MERCHANT LIABILITY– In Orr v. Academy Louisiana Co., LLC, 2012-1411 (La. App. 3 Cir. 5/1/13), – So.3d-, the Third Circuit held that La. R.S. 9:2800.6 (the “merchant liability statute”) is “not all inclusive with relation to merchant negligence liability.” The defendants argued that the lower court erred when it did not examine the facts of the case under the terms of the merchant liability statute, and instead awarded the plaintiff damages based upon general negligence principles. The Court highlighted that a merchant has a general duty to exercise reasonable care for the safety of its patrons. Therefore, under Orr, a case can be decided after conducting a duty-risk analysis without mention of La. R.S. 9:2800.6, at least when the case does not involve keeping “aisles, passageways and floors in a reasonably safe condition.”

Nevertheless, the Court reversed the trial court’s decision and granted summary judgment for the defendant merchant. In Orr, the plaintiff/shopper was injured when another customer took a bicycle test ride in the store. The Court held that it was not foreseeable that a customer would ride a bicycle from the bike display to the other side of the store where the plaintiff was injured. As such, the defendant/merchant was not negligent.
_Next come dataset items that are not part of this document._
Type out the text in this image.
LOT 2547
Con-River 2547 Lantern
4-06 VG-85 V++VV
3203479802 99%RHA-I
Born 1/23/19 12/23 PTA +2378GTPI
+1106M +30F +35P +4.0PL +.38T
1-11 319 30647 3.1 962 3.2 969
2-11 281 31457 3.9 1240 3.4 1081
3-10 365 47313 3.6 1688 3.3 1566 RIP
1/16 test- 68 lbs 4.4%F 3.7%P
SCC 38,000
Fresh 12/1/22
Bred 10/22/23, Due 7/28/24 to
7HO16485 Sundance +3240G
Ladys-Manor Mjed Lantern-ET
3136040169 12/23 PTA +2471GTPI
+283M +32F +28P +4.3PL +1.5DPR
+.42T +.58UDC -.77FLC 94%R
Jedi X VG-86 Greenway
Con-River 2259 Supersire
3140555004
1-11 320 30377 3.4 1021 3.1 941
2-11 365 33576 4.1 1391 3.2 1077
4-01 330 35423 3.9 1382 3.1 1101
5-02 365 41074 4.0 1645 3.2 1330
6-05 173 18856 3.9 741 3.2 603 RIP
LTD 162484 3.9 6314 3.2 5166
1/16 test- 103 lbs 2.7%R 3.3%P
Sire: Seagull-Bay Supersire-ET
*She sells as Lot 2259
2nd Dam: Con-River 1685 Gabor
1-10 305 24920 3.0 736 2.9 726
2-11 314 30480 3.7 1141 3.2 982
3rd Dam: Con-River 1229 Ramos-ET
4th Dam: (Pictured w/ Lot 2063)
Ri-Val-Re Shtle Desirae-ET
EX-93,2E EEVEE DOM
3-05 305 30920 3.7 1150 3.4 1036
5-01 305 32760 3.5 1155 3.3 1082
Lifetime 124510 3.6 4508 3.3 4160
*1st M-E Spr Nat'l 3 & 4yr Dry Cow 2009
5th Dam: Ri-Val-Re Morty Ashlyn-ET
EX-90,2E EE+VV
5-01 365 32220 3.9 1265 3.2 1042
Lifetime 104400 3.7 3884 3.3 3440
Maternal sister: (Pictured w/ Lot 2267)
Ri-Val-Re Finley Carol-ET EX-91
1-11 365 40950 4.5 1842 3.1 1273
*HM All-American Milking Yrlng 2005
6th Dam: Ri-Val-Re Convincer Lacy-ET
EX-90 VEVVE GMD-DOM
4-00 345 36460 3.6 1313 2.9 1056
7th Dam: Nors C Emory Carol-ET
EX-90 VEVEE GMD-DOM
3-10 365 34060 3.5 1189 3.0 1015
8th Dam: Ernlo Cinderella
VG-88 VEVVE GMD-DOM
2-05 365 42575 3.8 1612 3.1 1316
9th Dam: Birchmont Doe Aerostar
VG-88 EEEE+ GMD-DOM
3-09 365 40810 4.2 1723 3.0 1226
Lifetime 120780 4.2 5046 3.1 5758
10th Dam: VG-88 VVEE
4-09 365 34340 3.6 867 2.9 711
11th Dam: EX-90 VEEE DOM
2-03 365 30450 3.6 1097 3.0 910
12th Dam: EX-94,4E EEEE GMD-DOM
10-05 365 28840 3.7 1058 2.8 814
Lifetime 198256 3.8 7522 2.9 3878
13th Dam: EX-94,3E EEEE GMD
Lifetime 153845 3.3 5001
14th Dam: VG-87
INSURANCE– In Wiley v. Cornerstone National Insurance Company, 2012-0909 (La. App. 1 Cir. 4/25/13), the First Circuit examined an insurer’s obligation to inform its insured of a cancellation of its policy under LSA-R.s. 22:166. Cornerstone argued that its policy had been cancelled for non-payment of premium prior to the underlying incident. Cornerstone contended that the “anticipatory” “Notice of Cancellation” included in its billing invoices was sufficient to provide its insured notice of cancellation as required by statute. The Court disagreed.

The notice statute was enacted to protect the insured and the public from unnoticed termination of insurance coverage. To meet this end, it requires “an unconditional, unequivocal notice of cancellation.” Notices of cancellation for nonpayment sent with every premium invoice, when there is not yet a basis for cancellation, do not satisfy the terms of the statute. When Cornerstone sent the “notice of cancellation,” it was sending a bill for payment, not initiating cancellation of the policy. As such, the policy at issue had not been validly cancelled.
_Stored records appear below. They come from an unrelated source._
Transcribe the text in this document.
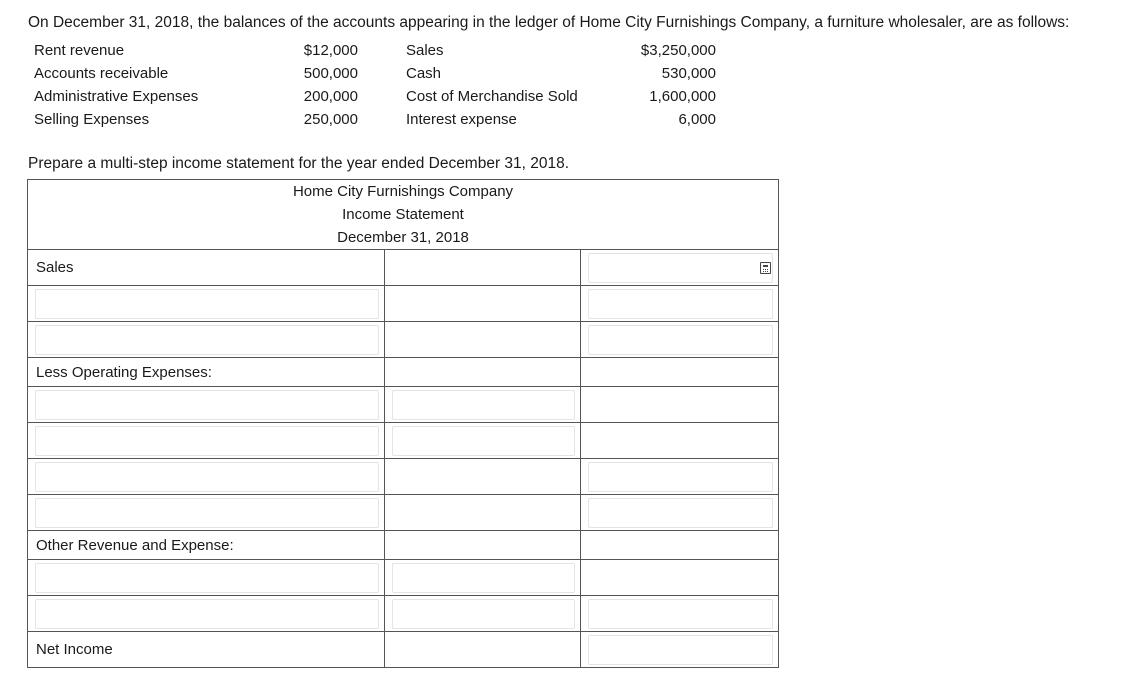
On December 31, 2018, the balances of the accounts appearing in the ledger of Home City Furnishings Company, a furniture wholesaler, are as follows:
Rent revenue	$12,000	Sales	$3,250,000
Accounts receivable	500,000	Cash	530,000
Administrative Expenses	200,000	Cost of Merchandise Sold	1,600,000
Selling Expenses	250,000	Interest expense	6,000
Prepare a multi-step income statement for the year ended December 31, 2018.
Home City Furnishings Company
Income Statement
December 31, 2018		

Sales		

Less Operating Expenses:		

Other Revenue and Expense:		

Net Income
SUMMARY JUDGMENT PROCEDURE– In Christakis v. Clipper Const., LLC, 2012-1638 (La. App. 1 Cir. 4/26/13), – So. 3d -, the First Circuit upheld the trial court’s grant of summary judgment because the plaintiff could not establish that the defendant knew or should have known that a floor mat created anunreasonably dangerous condition. The plaintiff’s affidavit included only conclusory allegations of fact and did not show that the plaintiff could carry his burden of proof at trial.

On appeal, the plaintiff argued that summary judgment was premature because discovery was not complete. The Court noted that, while parties must have a fair opportunity to conduct discovery, “there is no absolute right to delay action on a motion for summary judgment until discovery is complete.” Suit was filed over three years prior to the hearing on the motion for summary judgment.